良久,宋怜给林默白丢下两个字:“告辞。”
说罢,就走了。
卫楚仪去追她。
“小怜,你相信娘,娘当初的确心里放不下他,但有了你也是因为一时酒醉,做了错事。”
“娘自从知道他娶了妻,就再也不准他来看你。倘若不是宋明远那桩事,他可能这辈子都不会在你眼前出现。”
“小怜,娘这辈子的确嫁得不好,可娘决计不会祸害别的女人!”
宋怜停住了脚步。
她回头瞧着她娘,几分心疼,“那你的心呢?你的心里,可还想着他?”
卫楚仪笑,但有几分落寞,声音有些轻:“他都一把年纪了,我有什么可想的。我是图他有劲,还是图他有钱?”
她抬手按了按宋怜肩膀:
“你娘我有的是钱,想要什么样的俏郎君没有?何苦跟别的女人争风吃醋?”
宋怜目光缓和了许多。
这话,有几分道理。
卫楚仪又道:“小怜,你也是。外祖和娘的钱,就是你的钱。你若是跟着那姓陆的觉得委屈,咱们就想法子把他绑了,扔海里去。回头找个没人认识你的地方,想要多少男人,就有多少男人!”
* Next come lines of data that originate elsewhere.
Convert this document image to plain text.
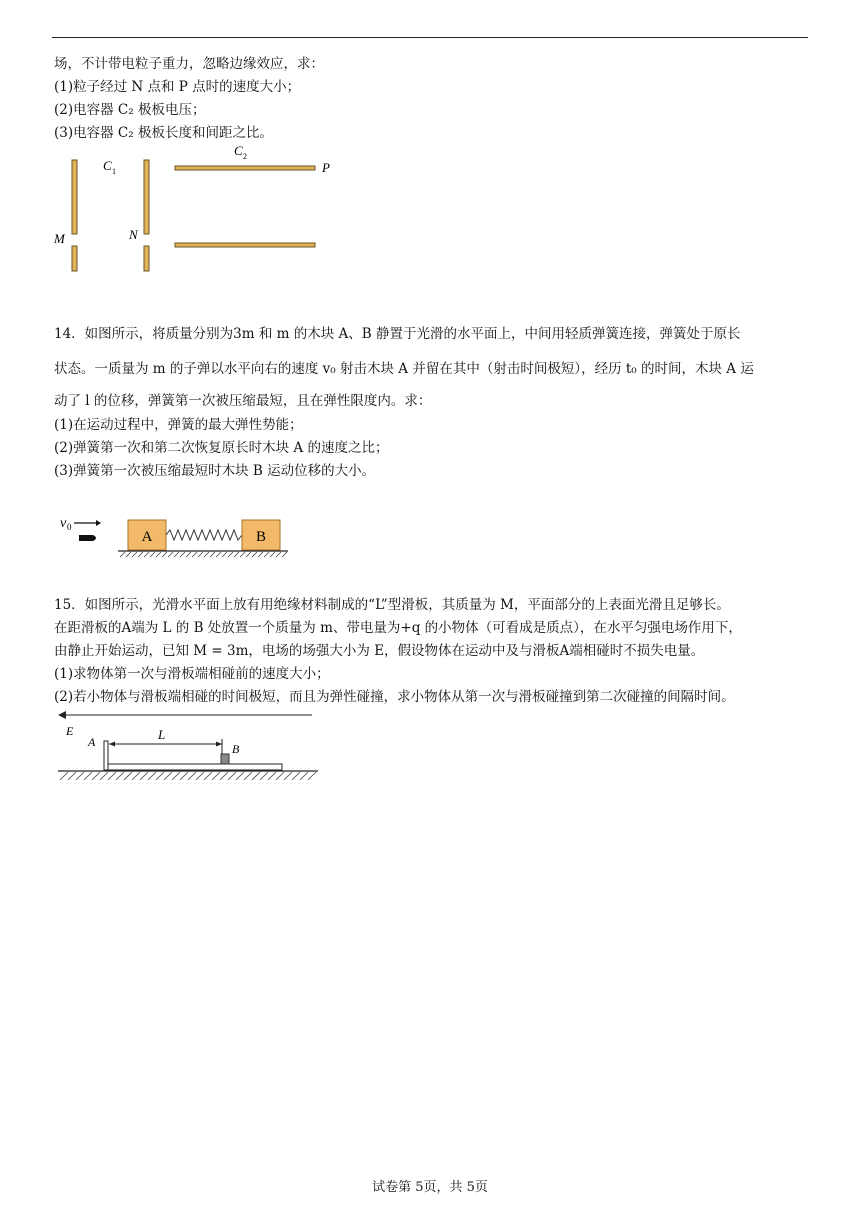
场，不计带电粒子重力，忽略边缘效应，求：
(1)粒子经过 N 点和 P 点时的速度大小；
(2)电容器 C₂ 极板电压；
(3)电容器 C₂ 极板长度和间距之比。
C 1
C 2
P
M	N
14．如图所示，将质量分别为3m 和 m 的木块 A、B 静置于光滑的水平面上，中间用轻质弹簧连接，弹簧处于原长
状态。一质量为 m 的子弹以水平向右的速度 v₀ 射击木块 A 并留在其中（射击时间极短），经历 t₀ 的时间，木块 A 运
动了 l 的位移，弹簧第一次被压缩最短，且在弹性限度内。求：
(1)在运动过程中，弹簧的最大弹性势能；
(2)弹簧第一次和第二次恢复原长时木块 A 的速度之比；
(3)弹簧第一次被压缩最短时木块 B 运动位移的大小。
v 0
A	B
15．如图所示，光滑水平面上放有用绝缘材料制成的“L”型滑板，其质量为 M，平面部分的上表面光滑且足够长。
在距滑板的A端为 L 的 B 处放置一个质量为 m、带电量为+q 的小物体（可看成是质点），在水平匀强电场作用下，
由静止开始运动，已知 M = 3m，电场的场强大小为 E，假设物体在运动中及与滑板A端相碰时不损失电量。
(1)求物体第一次与滑板端相碰前的速度大小；
(2)若小物体与滑板端相碰的时间极短，而且为弹性碰撞，求小物体从第一次与滑板碰撞到第二次碰撞的间隔时间。
E
A	L
B
试卷第 5页，共 5页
宋怜温婉笑笑:“娘,您的心意我明白。但是女儿想要的,您不会明白。”
她转身回去自已的船舱。
卫楚仪在她身后瞪眼:“你老娘我有什么不明白的?反正你跟姓陆的在没有正式成婚之前,不准再黏糊在一块儿,白白跟了他这么久,便宜死他了!”
宋怜假装什么都没听见,回了已经事先收拾好的船舱。
简单盥洗后,便又拿出那日裴宴辰偷来的算命签子,左右反复看。
上面的符号,只有寥寥几个。
她又掏出一只随身的手札,小心翻开。
里面,是她凭记忆画出来的,那日算命摊子上看到的各种符号。
这些鬼画符,看似杂乱无章,但似乎又暗藏规律。
应该……是一种暗语。
如果把所有符号全部拼凑起来,不知会是说的什么天机。
可惜,没能捉住那个算命的,能记住的只有这么多。
她全神贯注,凭借自已知道的许多种语言,反复在手札上推演,已经将她亲爹亲娘的那些乌七八糟的事抛诸脑后。
更加没心思去想自已与陆九渊的什么男欢女爱,什么谈婚论嫁。
她现在心里只有一个念头:倘若能够破解大鸿兵法第三卷的玄机,再加上外祖船上的火器,必将无往而不利!
正专注出神,将那些符号拼凑出半句半通不通的话:
“覆运……,伤天和……”
忽然,窗户被人敲了三下,吓了她一跳。
一个俊逸的侧影,投在窗棂上。
“小怜……,我来偷偷看看你……”是陆九渊略带醉意的声音。